A voir ou à revoir !

Voir, revoir, présenter et diffuser les présentations des 22es Journées de la SFNP ?

C’est désormais possible en visionnant les vidéos des conférences des sessions Chercheurs-Cliniciens, communications orales et posters flash du vendredi, et l’ensemble des sessions du samedi.

Ces 2 journées ont été intenses et suivies par une audience attentive du début à la fin de la réunion : l’extension de ces journées avec une session nouvelle au vendredi matin avec sa réunion Chercheurs-Cliniciens a donc été bien perçue et incite à poursuivre ces interactions.

Deux autres remarques réjouissantes : la participation active des jeunes collègues et l’ambiance positive et plutôt amicale des participants .

 

Merci à tous !

Thierry KUNTZER, Président de la SFNP

CHUV Lausanne, Suisse

Réunion commune Chercheurs-Cliniciens

 

Quelles cibles moléculaires pour le traitement des neuropathies périphériques chimio-induites ?

Jérôme BUSSEROLES (Clermont-Ferrand)

De nombreux agents de chimiothérapies anticancéreuses ont des effets neurotoxiques conduisant au développement d’une neuropathie périphérique chronique. L’incidence de ces neuropathies est dépendante de la molécule utilisée, de la dose reçue par cycle, du schéma d’administration, de la dose cumulée et de la durée de perfusion. Du fait du nombre grandissant de patients en rémission ou guérit, de l’impact délétère sur leur qualité de vie et du surcoût engendré, la recherche de traitements représente un enjeu médical et sociétal important, d’autant qu’aucun traitement n’est, à l’heure actuelle, efficace pour prévenir ou traiter ces neuropathies. Une meilleure compréhension de la physiopathologie des neuropathies chimioinduites devrait permettre la découverte de nouvelles cibles moléculaires le développement de molécules originales et bien tolérées pour permettre une meilleure prise en charge de ces patients neuropathiques. Le repositionnement de molécules déjà commercialisées et qui ont une action modulatrice sur ces cibles est une alternative. Nous prendrons comme exemple l’étude des mécanismes moléculaires impliqués dans le développement et la chronicisation de la neuropathie induite par l’oxaliplatine. Nous avons en effet mis en évidence un certain nombre de canaux ioniques, canaux HCN1, HCN2 et TREK-1 notamment, qui se révèlent être des cibles d’intérêt. Des molécules modulatrices de l’activité de ces canaux sont déjà disponibles en clinique, ce qui favorise un passage rapide aux études cliniques et peu risqué compte tenu de leur bonne tolérance, que ce soit pour l’ivabradine (bloqueur des canaux HCN), ou le riluzole (activateur des canaux TREK). L’élargissement de l’utilisation de ces molécules ou de modulateurs plus spécifiques des canaux HCN et TREK-1 à d’autres neuropathies chimio-induites est également une perspective de recherche à court et moyen terme de notre équipe.

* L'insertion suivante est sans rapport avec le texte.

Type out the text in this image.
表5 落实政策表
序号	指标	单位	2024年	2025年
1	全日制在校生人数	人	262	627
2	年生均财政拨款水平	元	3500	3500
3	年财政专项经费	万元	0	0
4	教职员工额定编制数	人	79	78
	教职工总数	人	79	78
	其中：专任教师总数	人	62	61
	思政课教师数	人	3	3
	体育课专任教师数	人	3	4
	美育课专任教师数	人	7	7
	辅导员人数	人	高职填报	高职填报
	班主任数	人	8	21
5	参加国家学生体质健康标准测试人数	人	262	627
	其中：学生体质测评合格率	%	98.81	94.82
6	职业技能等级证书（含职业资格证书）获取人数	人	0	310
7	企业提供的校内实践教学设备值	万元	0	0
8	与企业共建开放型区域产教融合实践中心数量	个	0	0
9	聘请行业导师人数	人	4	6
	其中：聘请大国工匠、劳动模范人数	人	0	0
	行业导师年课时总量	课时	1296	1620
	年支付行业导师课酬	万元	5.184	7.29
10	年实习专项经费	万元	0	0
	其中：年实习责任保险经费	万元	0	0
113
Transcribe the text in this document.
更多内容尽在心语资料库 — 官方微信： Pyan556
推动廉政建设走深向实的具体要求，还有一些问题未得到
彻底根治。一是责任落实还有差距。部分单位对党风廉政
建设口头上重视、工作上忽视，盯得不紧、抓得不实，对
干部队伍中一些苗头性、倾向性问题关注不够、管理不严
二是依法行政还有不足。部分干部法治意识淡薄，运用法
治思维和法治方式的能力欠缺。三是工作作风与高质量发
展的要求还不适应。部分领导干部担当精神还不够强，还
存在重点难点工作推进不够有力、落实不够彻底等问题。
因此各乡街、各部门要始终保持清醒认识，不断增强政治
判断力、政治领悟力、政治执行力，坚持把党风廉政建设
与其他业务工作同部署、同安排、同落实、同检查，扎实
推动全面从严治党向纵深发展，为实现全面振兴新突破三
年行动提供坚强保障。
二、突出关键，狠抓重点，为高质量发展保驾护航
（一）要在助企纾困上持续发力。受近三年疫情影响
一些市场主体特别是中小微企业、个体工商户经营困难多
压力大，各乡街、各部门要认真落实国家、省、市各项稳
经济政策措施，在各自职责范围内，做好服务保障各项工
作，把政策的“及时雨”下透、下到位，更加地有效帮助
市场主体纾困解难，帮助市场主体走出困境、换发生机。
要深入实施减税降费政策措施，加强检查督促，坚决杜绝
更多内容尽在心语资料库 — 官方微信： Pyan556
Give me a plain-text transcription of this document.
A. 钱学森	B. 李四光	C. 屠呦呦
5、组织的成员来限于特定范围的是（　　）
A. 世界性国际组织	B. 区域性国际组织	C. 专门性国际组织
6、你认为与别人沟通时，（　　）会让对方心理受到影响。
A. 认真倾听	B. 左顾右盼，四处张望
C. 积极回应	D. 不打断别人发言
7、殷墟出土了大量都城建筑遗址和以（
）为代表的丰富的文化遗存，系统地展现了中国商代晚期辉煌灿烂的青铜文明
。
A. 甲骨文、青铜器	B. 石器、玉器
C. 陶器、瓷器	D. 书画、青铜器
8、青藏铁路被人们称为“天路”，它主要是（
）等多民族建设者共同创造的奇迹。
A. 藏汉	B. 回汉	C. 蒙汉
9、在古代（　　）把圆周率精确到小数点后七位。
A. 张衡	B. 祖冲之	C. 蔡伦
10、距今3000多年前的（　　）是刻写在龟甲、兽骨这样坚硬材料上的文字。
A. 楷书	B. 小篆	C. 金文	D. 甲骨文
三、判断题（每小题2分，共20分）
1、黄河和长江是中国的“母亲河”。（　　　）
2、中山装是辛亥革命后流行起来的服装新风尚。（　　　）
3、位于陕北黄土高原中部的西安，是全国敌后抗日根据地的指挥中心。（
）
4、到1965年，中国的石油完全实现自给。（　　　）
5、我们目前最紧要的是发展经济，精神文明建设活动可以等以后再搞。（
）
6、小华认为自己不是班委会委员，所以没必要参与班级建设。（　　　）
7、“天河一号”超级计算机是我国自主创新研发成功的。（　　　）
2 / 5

Peau, neurones et perceptions pathologiques

Laurent MISERY (Brest)

La peau, organe sensoriel sophistiqué et densément innervé, peut être à l’origine de sensations pathologiques ; prurit, douleur, mais aussi sensations de picotements, brulures, fourmillements, décharges électriques … Ces sensations peuvent être associées et avoir des origines multiples, qui résident en général dans les interactions entre cellules cutanées (surtout kératinocytes et cellules immunitaires) et neurones.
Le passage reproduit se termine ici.